Free speech is being limited on the campus to ensure that students will be kept safe. Downing College issued instructions on how to report incidents of racism, an ideology and a set of practices, it said, are based on ideas of inherited white racial superiority that normalizes control, domination, and exclusion over people of color, while legitimating privilege and oppression. This racism includes beliefs, feelings, utterances and actions, which promote the thriving of dominant groups while contributing to the marginalization of minority groups.
The College document instructed students how to identify micro-aggressions, by words and behavior. A phrase, “where are you really from,” was seen as particularly undesirable.
At Cambridge, freshers are obliged to take anti-racism classes covering subjects such as “microaggressions” and whiteness is centric.

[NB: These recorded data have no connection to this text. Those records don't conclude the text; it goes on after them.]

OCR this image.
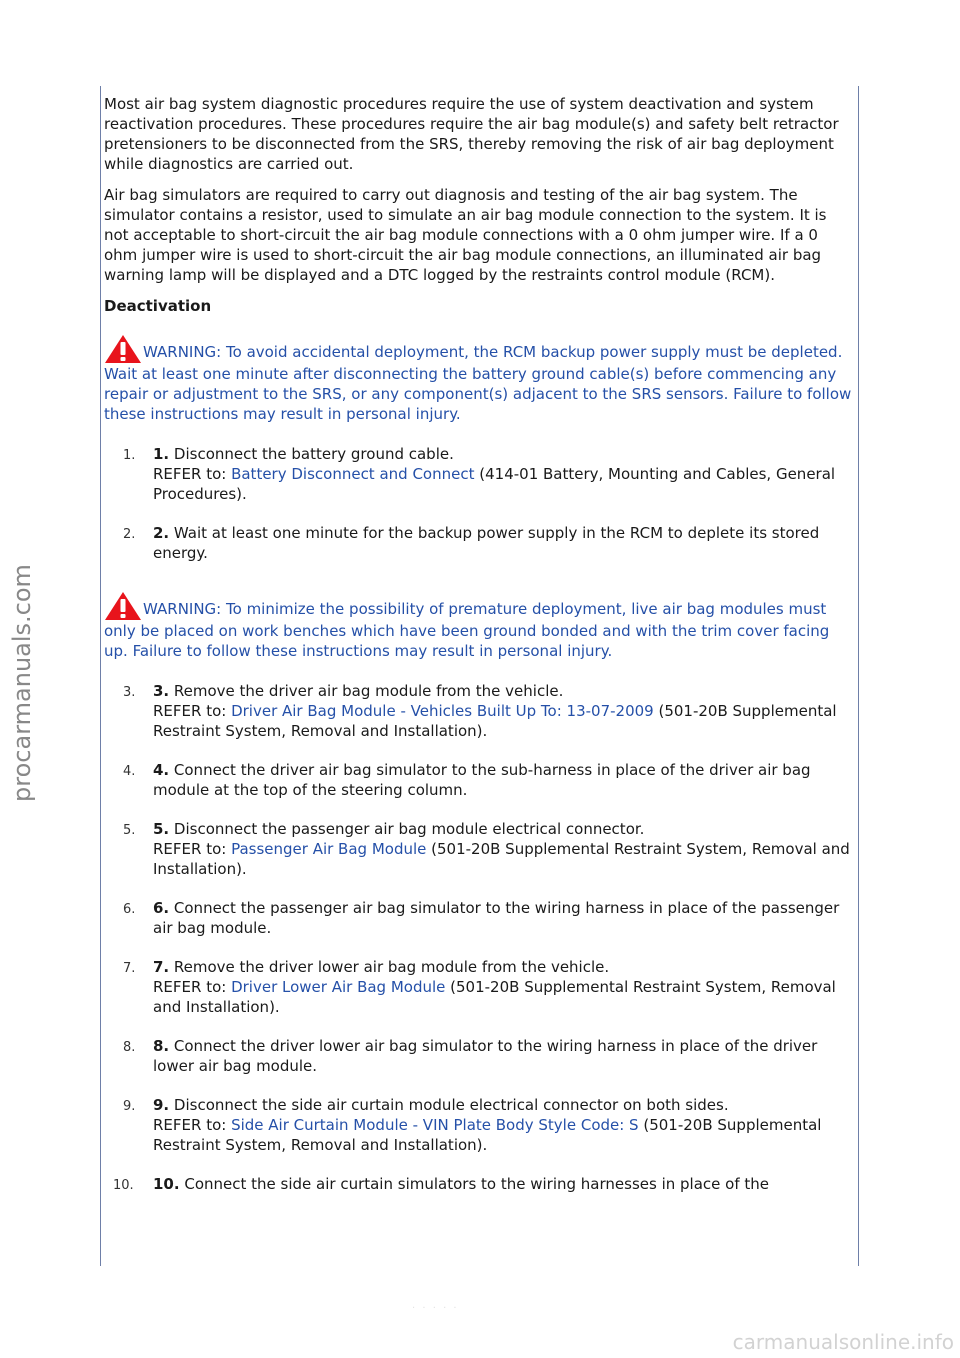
procarmanuals.com

Most air bag system diagnostic procedures require the use of system deactivation and system reactivation procedures. These procedures require the air bag module(s) and safety belt retractor pretensioners to be disconnected from the SRS, thereby removing the risk of air bag deployment while diagnostics are carried out.

Air bag simulators are required to carry out diagnosis and testing of the air bag system. The simulator contains a resistor, used to simulate an air bag module connection to the system. It is not acceptable to short-circuit the air bag module connections with a 0 ohm jumper wire. If a 0 ohm jumper wire is used to short-circuit the air bag module connections, an illuminated air bag warning lamp will be displayed and a DTC logged by the restraints control module (RCM).

Deactivation
WARNING: To avoid accidental deployment, the RCM backup power supply must be depleted. Wait at least one minute after disconnecting the battery ground cable(s) before commencing any repair or adjustment to the SRS, or any component(s) adjacent to the SRS sensors. Failure to follow these instructions may result in personal injury.
1.	1. Disconnect the battery ground cable.
REFER to: Battery Disconnect and Connect (414-01 Battery, Mounting and Cables, General Procedures).
2.	2. Wait at least one minute for the backup power supply in the RCM to deplete its stored energy.
WARNING: To minimize the possibility of premature deployment, live air bag modules must only be placed on work benches which have been ground bonded and with the trim cover facing up. Failure to follow these instructions may result in personal injury.
3.	3. Remove the driver air bag module from the vehicle.
REFER to: Driver Air Bag Module - Vehicles Built Up To: 13-07-2009 (501-20B Supplemental Restraint System, Removal and Installation).
4.	4. Connect the driver air bag simulator to the sub-harness in place of the driver air bag module at the top of the steering column.
5.	5. Disconnect the passenger air bag module electrical connector.
REFER to: Passenger Air Bag Module (501-20B Supplemental Restraint System, Removal and Installation).
6.	6. Connect the passenger air bag simulator to the wiring harness in place of the passenger air bag module.
7.	7. Remove the driver lower air bag module from the vehicle.
REFER to: Driver Lower Air Bag Module (501-20B Supplemental Restraint System, Removal and Installation).
8.	8. Connect the driver lower air bag simulator to the wiring harness in place of the driver lower air bag module.
9.	9. Disconnect the side air curtain module electrical connector on both sides.
REFER to: Side Air Curtain Module - VIN Plate Body Style Code: S (501-20B Supplemental Restraint System, Removal and Installation).
10.	10. Connect the side air curtain simulators to the wiring harnesses in place of the
· · · · ·
carmanualsonline.info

Scotland cannot resist the trend. A study by the National Trust for Scotland found that more than a third of Scotland’s greatest castles and heritage sites had links to the slave trade. Many of the 48 in the properties examined were bought and built with money brought back by Scottish settlers from sugar plantations in the West Indies or the tobacco fields of southern U.S. states which relied on slave labor. One such site is the Glenfinnan monument at the head of Loch Shiel, an area known from the activity of Bonnie Prince Charlie and the birthplace of the novelist JM Barrie.
One college has resisted the trend. Gonville and Caius College, Cambridge (Keys College) founded in 1348, announced it will not fly the LGBTQ+ flag, but will fly its own flag which it said was a symbol; that unites all in the College community, and the College would not choose between the plurality of good causes, and that it was committed to ending discrimination and to improving diversity. Better have a little fun.